His path to that degree was not an easy one. Keo was arrested at 16 and convicted of murder at 18, receiving a life sentence. As a result of a Supreme Court ruling that found it unconstitutional to sentence juveniles to life in prison, he became eligible for parole after 15 years. He was released at 33 to a halfway house. Even with a family that was financially prepared to help him, he described the emotional reality as complicated because he sensed, even years later, that his father and brother were always holding their breath.
Today, Keo works with juveniles in the criminal justice system at detention centers. He described his approach as meeting young people where they are, listening, asking questions, and being ready to answer honestly from his own experience. The fact that he has been through what they are going through matters, he said, but it is not enough on its own.
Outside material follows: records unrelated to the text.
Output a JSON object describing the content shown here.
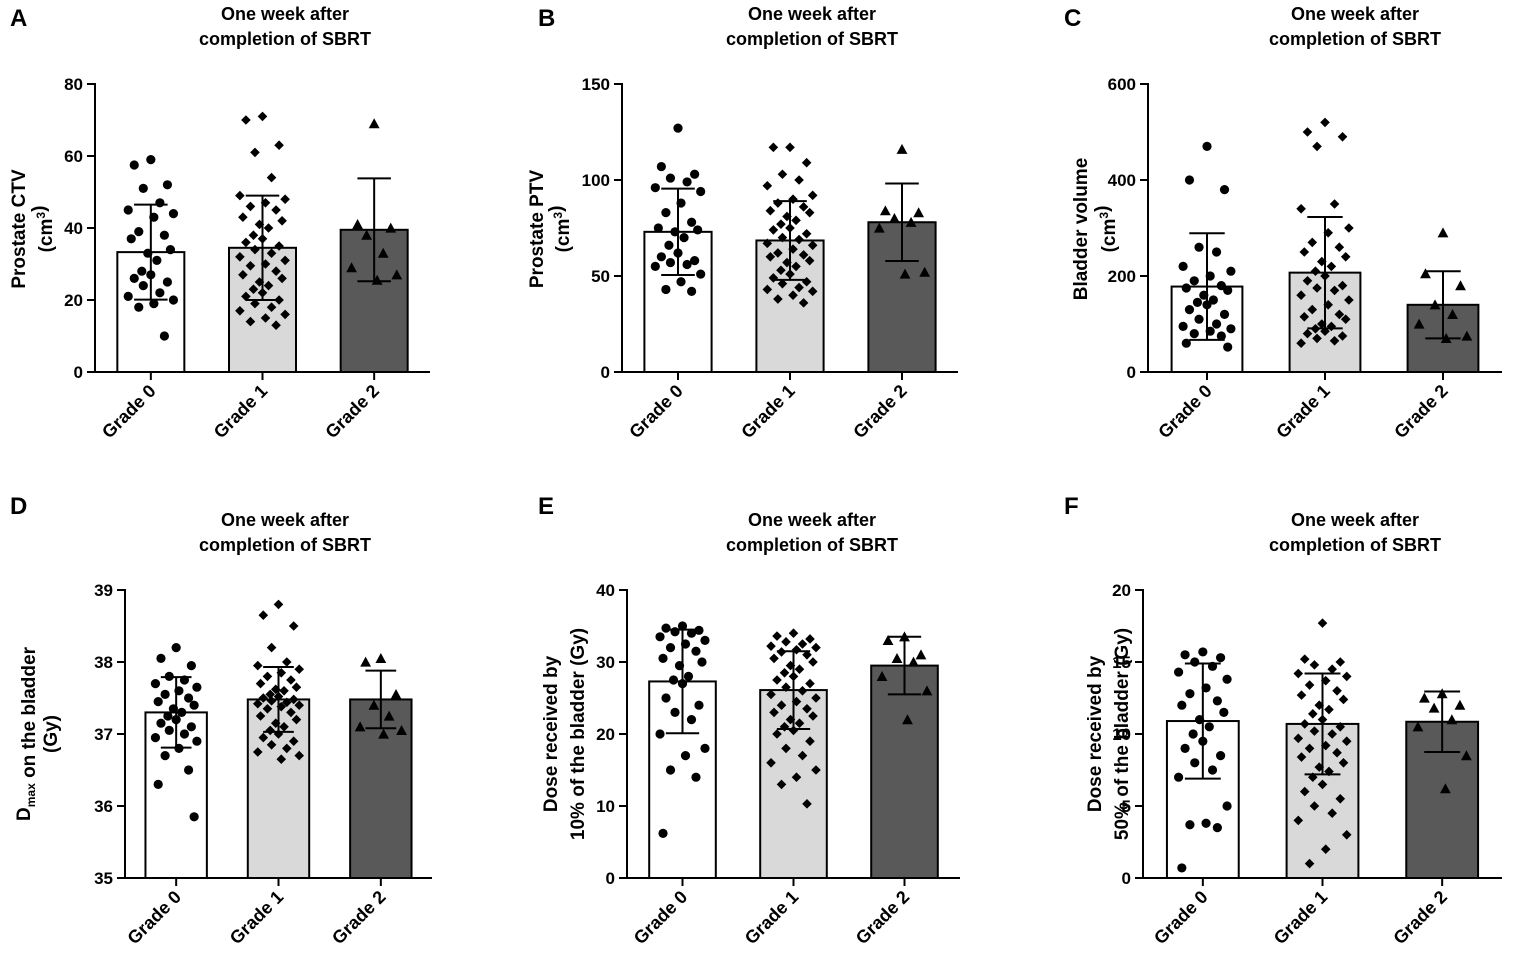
{
  "figure": {
    "bar_fills": [
      "#ffffff",
      "#d9d9d9",
      "#595959"
    ],
    "stroke_color": "#000000"
  },
  "chart_data": [
    {
      "panel": "A",
      "type": "bar",
      "title": [
        "One week after",
        "completion of SBRT"
      ],
      "ylabel_lines": [
        [
          "Prostate CTV"
        ],
        [
          "(cm",
          {
            "sup": "3"
          },
          ")"
        ]
      ],
      "xlabel": "",
      "categories": [
        "Grade 0",
        "Grade 1",
        "Grade 2"
      ],
      "ylim": [
        0,
        80
      ],
      "yticks": [
        0,
        20,
        40,
        60,
        80
      ],
      "means": [
        33.3,
        34.5,
        39.5
      ],
      "sd": [
        13.2,
        14.5,
        14.3
      ],
      "marker": [
        "circle",
        "diamond",
        "triangle"
      ],
      "points": [
        [
          59,
          57.5,
          52,
          51,
          47,
          45,
          44,
          43,
          39,
          38,
          37,
          34,
          33,
          31,
          28,
          27,
          26,
          25,
          24,
          22,
          21,
          20,
          19,
          18,
          10
        ],
        [
          71,
          70,
          63,
          61,
          54,
          49,
          48,
          47,
          46,
          45,
          43,
          42,
          41,
          40,
          38,
          37,
          36,
          35,
          34,
          33,
          32,
          31,
          30,
          29.5,
          28,
          27,
          26,
          25,
          24,
          23,
          22,
          21,
          20,
          19,
          18,
          17,
          16,
          15,
          14,
          13
        ],
        [
          69,
          41,
          40,
          38,
          33,
          29,
          27,
          25.5
        ]
      ]
    },
    {
      "panel": "B",
      "type": "bar",
      "title": [
        "One week after",
        "completion of SBRT"
      ],
      "ylabel_lines": [
        [
          "Prostate PTV"
        ],
        [
          "(cm",
          {
            "sup": "3"
          },
          ")"
        ]
      ],
      "xlabel": "",
      "categories": [
        "Grade 0",
        "Grade 1",
        "Grade 2"
      ],
      "ylim": [
        0,
        150
      ],
      "yticks": [
        0,
        50,
        100,
        150
      ],
      "means": [
        73,
        68.5,
        78
      ],
      "sd": [
        22.5,
        20.5,
        20.2
      ],
      "marker": [
        "circle",
        "diamond",
        "triangle"
      ],
      "points": [
        [
          127,
          107,
          103,
          101,
          99,
          96,
          94,
          88,
          83,
          78,
          75,
          74,
          73,
          70,
          66,
          62,
          60,
          58,
          57,
          56,
          55,
          51,
          47,
          43,
          42
        ],
        [
          117,
          117,
          109,
          103,
          100,
          97,
          92,
          90,
          88,
          86,
          84,
          83,
          81,
          79,
          77,
          75,
          74,
          72,
          70,
          69,
          67,
          66,
          64,
          62,
          61,
          60,
          58,
          57,
          55,
          53,
          51,
          49,
          47,
          46,
          44,
          43,
          42,
          40,
          38,
          36
        ],
        [
          116,
          84,
          83,
          80,
          78,
          75,
          52,
          51
        ]
      ]
    },
    {
      "panel": "C",
      "type": "bar",
      "title": [
        "One week after",
        "completion of SBRT"
      ],
      "ylabel_lines": [
        [
          "Bladder volume"
        ],
        [
          "(cm",
          {
            "sup": "3"
          },
          ")"
        ]
      ],
      "xlabel": "",
      "categories": [
        "Grade 0",
        "Grade 1",
        "Grade 2"
      ],
      "ylim": [
        0,
        600
      ],
      "yticks": [
        0,
        200,
        400,
        600
      ],
      "means": [
        178,
        207,
        140
      ],
      "sd": [
        111,
        116,
        70
      ],
      "marker": [
        "circle",
        "diamond",
        "triangle"
      ],
      "points": [
        [
          470,
          400,
          380,
          260,
          250,
          220,
          210,
          200,
          190,
          180,
          175,
          170,
          160,
          150,
          145,
          140,
          130,
          120,
          110,
          100,
          95,
          90,
          85,
          80,
          75,
          60,
          52
        ],
        [
          520,
          500,
          490,
          470,
          350,
          340,
          300,
          290,
          270,
          260,
          250,
          240,
          230,
          220,
          210,
          200,
          190,
          180,
          175,
          170,
          160,
          150,
          140,
          130,
          120,
          115,
          110,
          100,
          95,
          90,
          85,
          80,
          75,
          70,
          65,
          60
        ],
        [
          290,
          205,
          180,
          140,
          120,
          100,
          75,
          70
        ]
      ]
    },
    {
      "panel": "D",
      "type": "bar",
      "title": [
        "One week after",
        "completion of SBRT"
      ],
      "ylabel_lines": [
        [
          {
            "text": "D"
          },
          {
            "sub": "max"
          },
          {
            "text": " on the bladder"
          }
        ],
        [
          "(Gy)"
        ]
      ],
      "xlabel": "",
      "categories": [
        "Grade 0",
        "Grade 1",
        "Grade 2"
      ],
      "ylim": [
        35,
        39
      ],
      "yticks": [
        35,
        36,
        37,
        38,
        39
      ],
      "means": [
        37.3,
        37.48,
        37.48
      ],
      "sd": [
        0.49,
        0.45,
        0.4
      ],
      "marker": [
        "circle",
        "diamond",
        "triangle"
      ],
      "points": [
        [
          38.2,
          38.05,
          37.95,
          37.8,
          37.75,
          37.7,
          37.65,
          37.6,
          37.55,
          37.5,
          37.45,
          37.4,
          37.35,
          37.3,
          37.25,
          37.2,
          37.15,
          37.1,
          37.05,
          37.0,
          36.95,
          36.9,
          36.8,
          36.7,
          36.5,
          36.3,
          35.85
        ],
        [
          38.8,
          38.65,
          38.5,
          38.2,
          38.0,
          37.95,
          37.9,
          37.85,
          37.8,
          37.75,
          37.7,
          37.65,
          37.62,
          37.6,
          37.55,
          37.52,
          37.5,
          37.48,
          37.46,
          37.44,
          37.42,
          37.4,
          37.38,
          37.35,
          37.3,
          37.25,
          37.2,
          37.15,
          37.1,
          37.05,
          37.0,
          36.95,
          36.9,
          36.85,
          36.8,
          36.75,
          36.7,
          36.65
        ],
        [
          38.05,
          38.0,
          37.55,
          37.4,
          37.25,
          37.1,
          37.05,
          37.0
        ]
      ]
    },
    {
      "panel": "E",
      "type": "bar",
      "title": [
        "One week after",
        "completion of SBRT"
      ],
      "ylabel_lines": [
        [
          "Dose received by"
        ],
        [
          "10% of the bladder (Gy)"
        ]
      ],
      "xlabel": "",
      "categories": [
        "Grade 0",
        "Grade 1",
        "Grade 2"
      ],
      "ylim": [
        0,
        40
      ],
      "yticks": [
        0,
        10,
        20,
        30,
        40
      ],
      "means": [
        27.3,
        26.1,
        29.5
      ],
      "sd": [
        7.2,
        5.4,
        4.0
      ],
      "marker": [
        "circle",
        "diamond",
        "triangle"
      ],
      "points": [
        [
          35,
          34.7,
          34.4,
          34.2,
          34,
          33.5,
          33,
          32.5,
          32,
          31.5,
          30.5,
          30,
          29.5,
          28,
          27.5,
          27,
          25,
          24,
          23,
          22,
          20,
          18,
          17,
          15,
          14,
          6.2
        ],
        [
          34,
          33.6,
          33.2,
          32.8,
          32.5,
          32.2,
          32,
          31.7,
          31.4,
          31,
          30.5,
          30,
          29.5,
          29,
          28.5,
          28,
          27.5,
          27,
          26.5,
          26,
          25.5,
          25,
          24.5,
          24,
          23.5,
          23,
          22.5,
          22,
          21.5,
          21,
          20.5,
          20,
          19,
          18,
          17,
          16,
          15,
          14,
          13,
          10.3
        ],
        [
          33.5,
          33,
          31,
          30.5,
          30,
          28,
          26,
          22
        ]
      ]
    },
    {
      "panel": "F",
      "type": "bar",
      "title": [
        "One week after",
        "completion of SBRT"
      ],
      "ylabel_lines": [
        [
          "Dose received by"
        ],
        [
          "50% of the bladder (Gy)"
        ]
      ],
      "xlabel": "",
      "categories": [
        "Grade 0",
        "Grade 1",
        "Grade 2"
      ],
      "ylim": [
        0,
        20
      ],
      "yticks": [
        0,
        5,
        10,
        15,
        20
      ],
      "means": [
        10.9,
        10.7,
        10.85
      ],
      "sd": [
        4.0,
        3.5,
        2.1
      ],
      "marker": [
        "circle",
        "diamond",
        "triangle"
      ],
      "points": [
        [
          15.7,
          15.5,
          15.3,
          15,
          14.7,
          14.3,
          13.8,
          13.2,
          12.8,
          12.3,
          12,
          11.5,
          11,
          10.5,
          10,
          9.5,
          9,
          8.5,
          8,
          7.5,
          7,
          5,
          3.8,
          3.7,
          3.5,
          0.7
        ],
        [
          17.7,
          15.2,
          15,
          14.8,
          14.5,
          14.2,
          14,
          13.7,
          13.4,
          13,
          12.7,
          12.4,
          12,
          11.7,
          11.4,
          11,
          10.7,
          10.5,
          10.2,
          10,
          9.7,
          9.5,
          9.2,
          9,
          8.7,
          8.4,
          8,
          7.7,
          7.4,
          7,
          6.5,
          6,
          5.5,
          5,
          4.5,
          4,
          3,
          2,
          1
        ],
        [
          12.8,
          12.5,
          12,
          11.8,
          11,
          10.5,
          8.5,
          6.2
        ]
      ]
    }
  ]
}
What works is being genuine in the moment.
When I reached Keo for an interview, he was walking out of a planning meeting for the upcoming Mother’s Day Walk for Peace, an annual 5K in Dorchester that raises funds to support mothers and families of murder victims. The Walk began in 1996, founded by Chaplain Clementina Chéry of the Louis D. Brown Peace Institute, after her son Louis was killed. She organized the walk in the neighborhood where he was killed, choosing to grieve and celebrate at the same time. To date, it has hosted more than 500,000 families.
That Kevin Keo, once sentenced to die in prison, was stepping out of a meeting to help plan that event is, in its own way, the whole argument for what EPI is trying to do.
What This Means Locally
MCI-Norfolk is our neighbor. The corrections officers who work there live in our communities — in Wrentham, Norfolk, Franklin, and the towns around us. A scholarship that helps them, or their children, take a step toward a college education is a direct investment in the people who do one of the more difficult jobs in public safety.